Acara dimulai dengan menyanyikan “Mars Mahasiswa” dan “Darah Juang” bersama-sama. Kemudian dilanjut dengan menyalakan lilin yang dibagikan oleh penyelenggara aksi dan berdiam diri dengan tenang selama 10 menit untuk berdoa dan merenung. Sementara itu, disediakan pula panggung bebas bagi peserta aksi untuk berorasi. Peserta aksi menyuarakan pendapatnya dengan lantang di depan peserta lainnya. “Munir terbunuh karena membela hak-hak rakyat Indonesia,” orasi Adzkia, salah seorang peserta aksi.

Monica Dwi Cahyani, peserta aksi, mengatakan bahwa keikutsertaannya sebagai wujud penting mahasiswa menghargai apa yang dilakukan Munir dan kasusnya yang belum bisa diungkap hingga sekarang.
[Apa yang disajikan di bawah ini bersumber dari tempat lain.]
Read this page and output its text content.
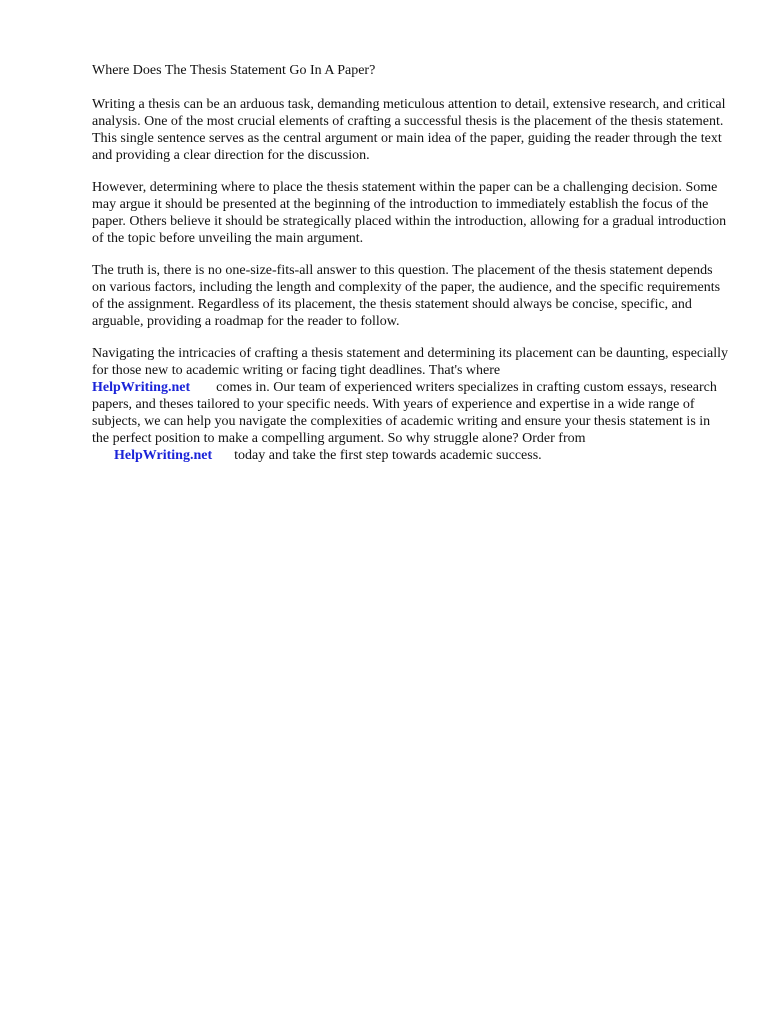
Where Does The Thesis Statement Go In A Paper?

Writing a thesis can be an arduous task, demanding meticulous attention to detail, extensive research, and critical analysis. One of the most crucial elements of crafting a successful thesis is the placement of the thesis statement. This single sentence serves as the central argument or main idea of the paper, guiding the reader through the text and providing a clear direction for the discussion.

However, determining where to place the thesis statement within the paper can be a challenging decision. Some may argue it should be presented at the beginning of the introduction to immediately establish the focus of the paper. Others believe it should be strategically placed within the introduction, allowing for a gradual introduction of the topic before unveiling the main argument.

The truth is, there is no one-size-fits-all answer to this question. The placement of the thesis statement depends on various factors, including the length and complexity of the paper, the audience, and the specific requirements of the assignment. Regardless of its placement, the thesis statement should always be concise, specific, and arguable, providing a roadmap for the reader to follow.

Navigating the intricacies of crafting a thesis statement and determining its placement can be daunting, especially for those new to academic writing or facing tight deadlines. That's where
HelpWriting.net comes in. Our team of experienced writers specializes in crafting custom essays, research papers, and theses tailored to your specific needs. With years of experience and expertise in a wide range of subjects, we can help you navigate the complexities of academic writing and ensure your thesis statement is in the perfect position to make a compelling argument. So why struggle alone? Order from HelpWriting.net today and take the first step towards academic success.
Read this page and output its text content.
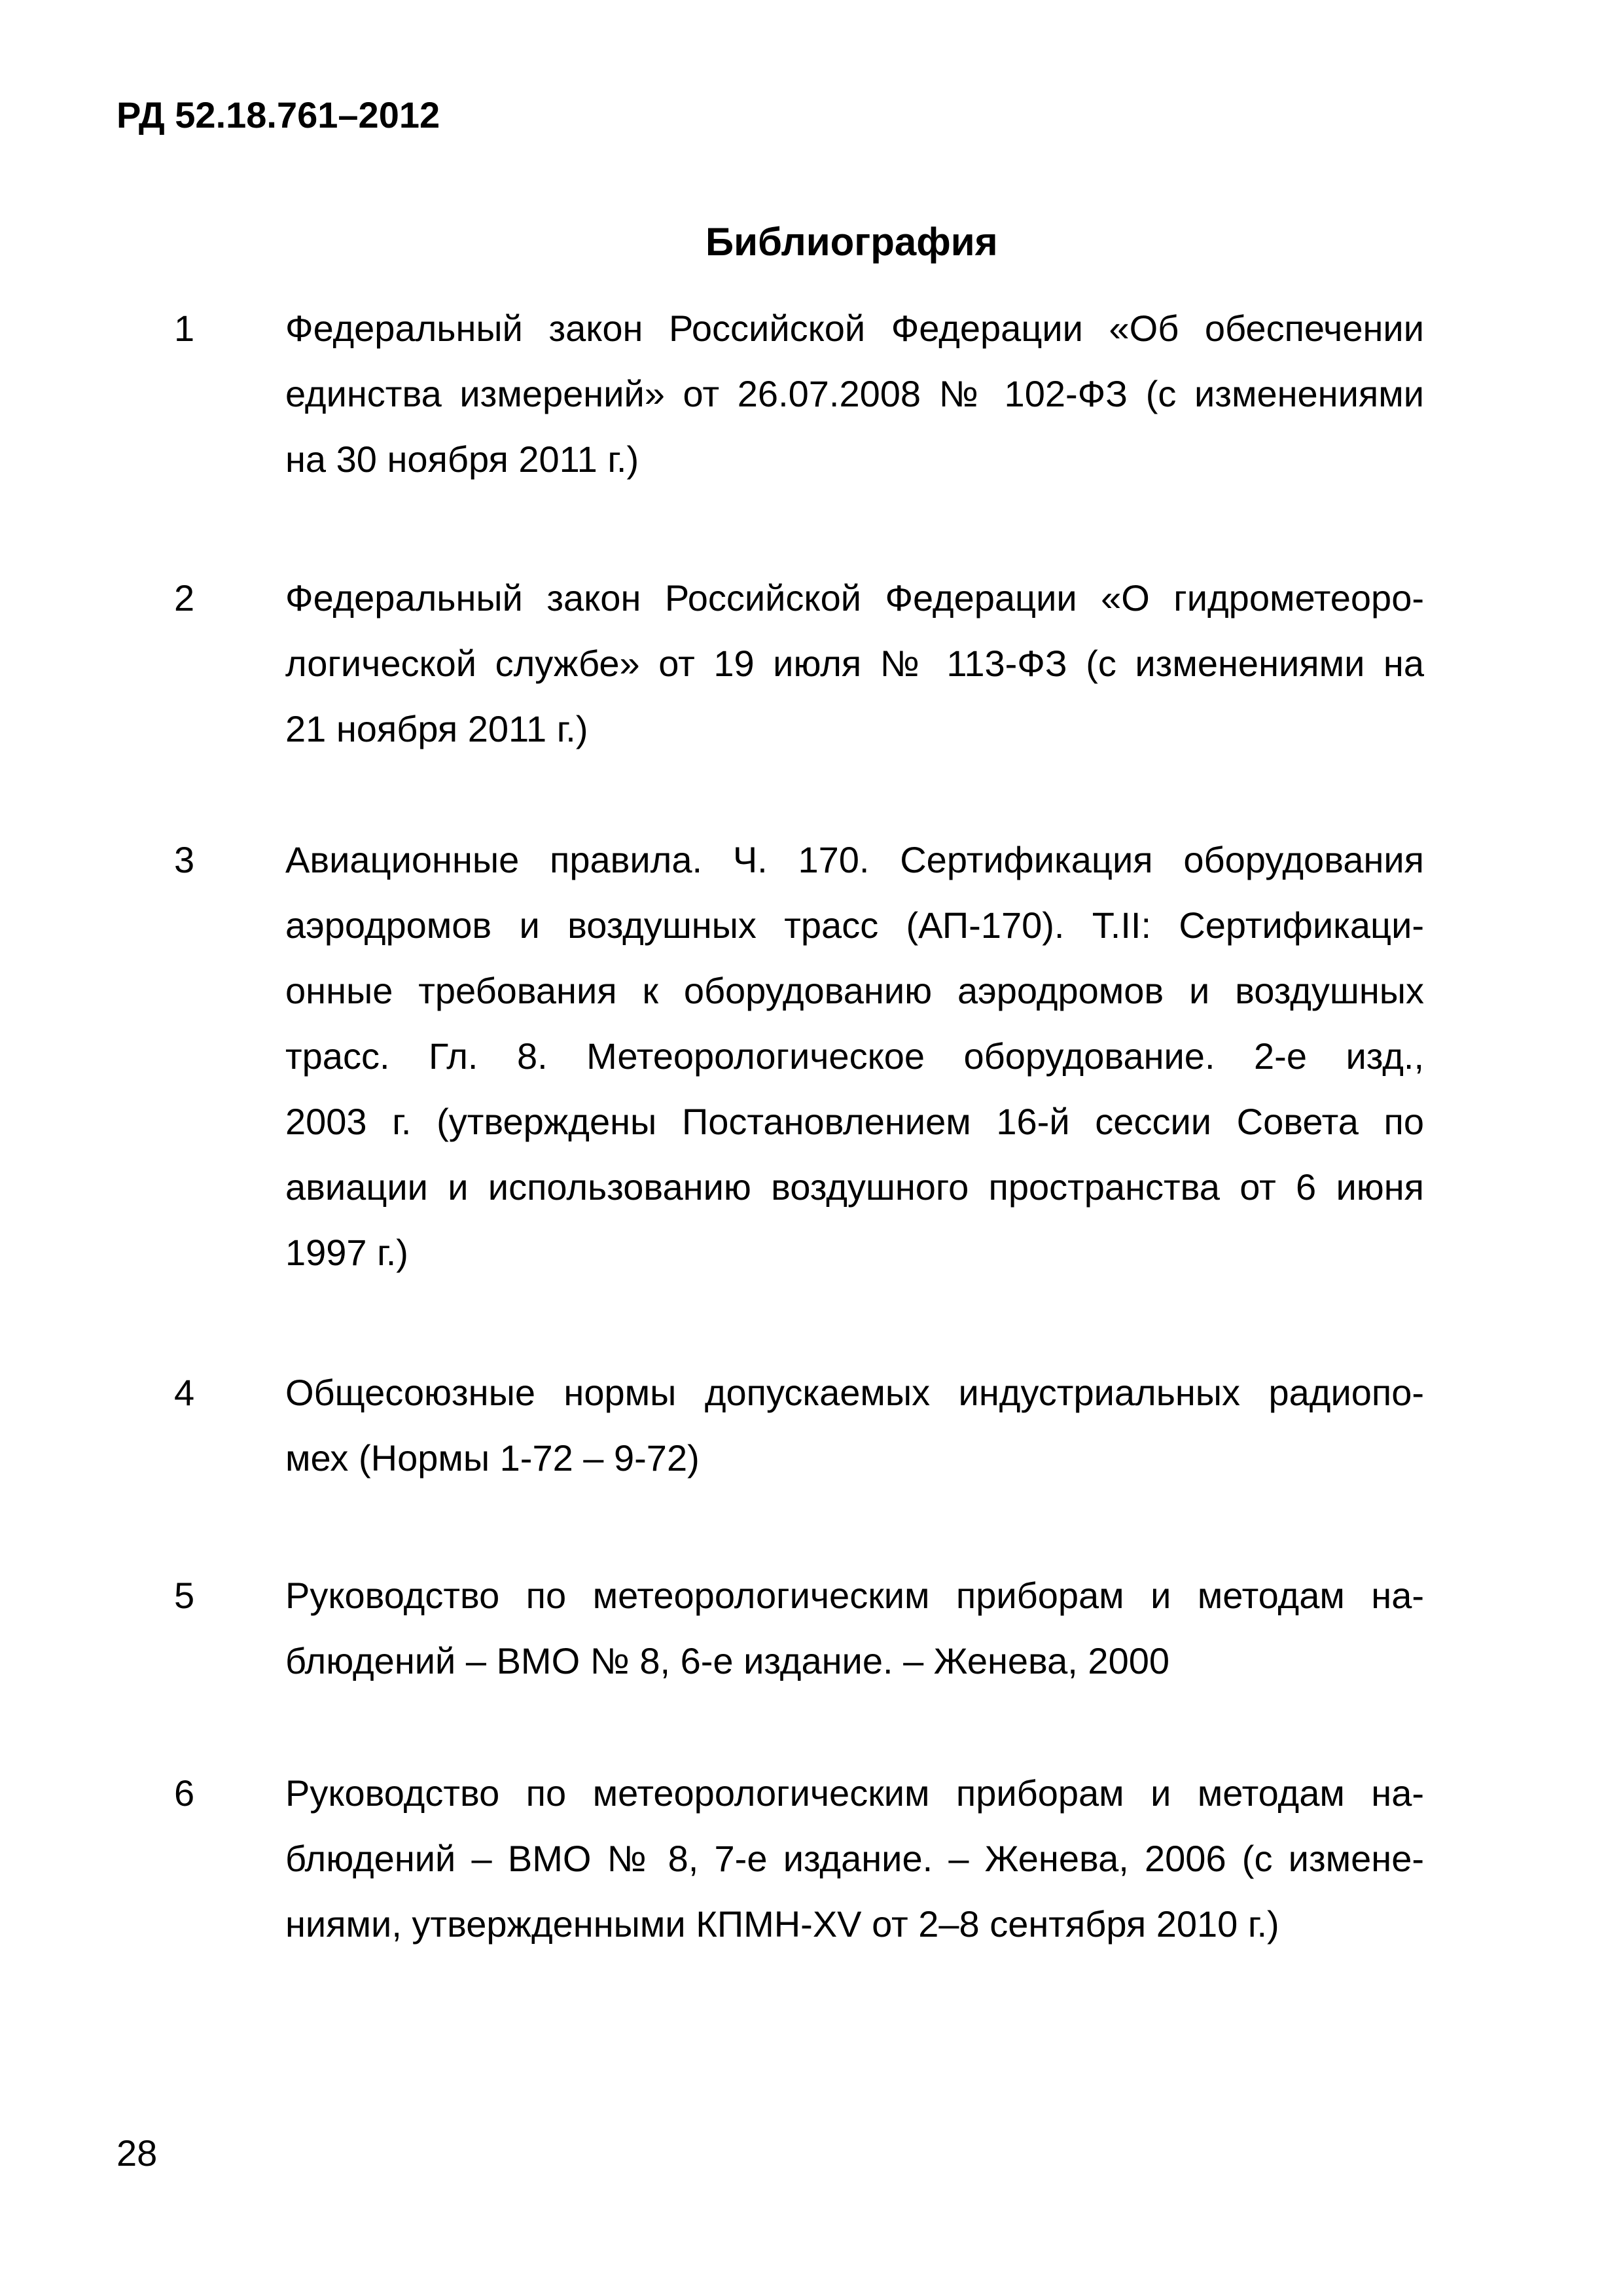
РД 52.18.761–2012
Библиография
1 Федеральный закон Российской Федерации «Об обеспечении
единства измерений» от 26.07.2008 № 102-ФЗ (с изменениями
на 30 ноября 2011 г.)
2 Федеральный закон Российской Федерации «О гидрометеоро-
логической службе» от 19 июля № 113-ФЗ (с изменениями на
21 ноября 2011 г.)
3 Авиационные правила. Ч. 170. Сертификация оборудования
аэродромов и воздушных трасс (АП-170). Т.II: Сертификаци-
онные требования к оборудованию аэродромов и воздушных
трасс. Гл. 8. Метеорологическое оборудование. 2-е изд.,
2003 г. (утверждены Постановлением 16-й сессии Совета по
авиации и использованию воздушного пространства от 6 июня
1997 г.)
4 Общесоюзные нормы допускаемых индустриальных радиопо-
мех (Нормы 1-72 – 9-72)
5 Руководство по метеорологическим приборам и методам на-
блюдений – ВМО № 8, 6-е издание. – Женева, 2000
6 Руководство по метеорологическим приборам и методам на-
блюдений – ВМО № 8, 7-е издание. – Женева, 2006 (с измене-
ниями, утвержденными КПМН-XV от 2–8 сентября 2010 г.)
28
Mahasiswa dapat menyuarakan hak-hak yang menurutnya benar dan perlu. “Pengen kebebasan berpendapat yang bener-bener bebas karena kita negara yang bebas berpendapat,” tambah Monica.

Aksi dirancang dengan membentuk formasi angka 17 dari barisan peserta sebagai penanda tujuh belas tahun meninggalnya Munir secara tidak adil. Namun demikian, formasi tidak terlalu terlihat karena jumlah peserta yang hadir melebihi estimasi dan api lilin terhalau angin. Selayaknya gerakan mahasiswa lainnya, eskalasi terhadap isu ini juga dilakukan. Dari aksi yang diinisiasi oleh BEM FH, kedepannya akan diadakan aksi dan gerakan dari fakultas lain. Selain itu, di akhir September direncanakan akan ada gerakan dan aksi gabungan oleh berbagai lembaga.

Meskipun perizinan kegiatan sedikit rumit karena harus menghubungi beberapa pihak, termasuk satgas Covid-19 Solo. Namun, acara berjalan dengan lancar dengan penerapan protokol kesehatan sehubungan dengan pandemi Covid-19. Panitia menyediakan masker dan handsanitizer serta mengimbau kepada peserta aksi untuk menjaga jarak. Aksi ini ditutup pada pukul 19.30 WIB dengan damai dan masa aksi membubarkan diri dengan tertib.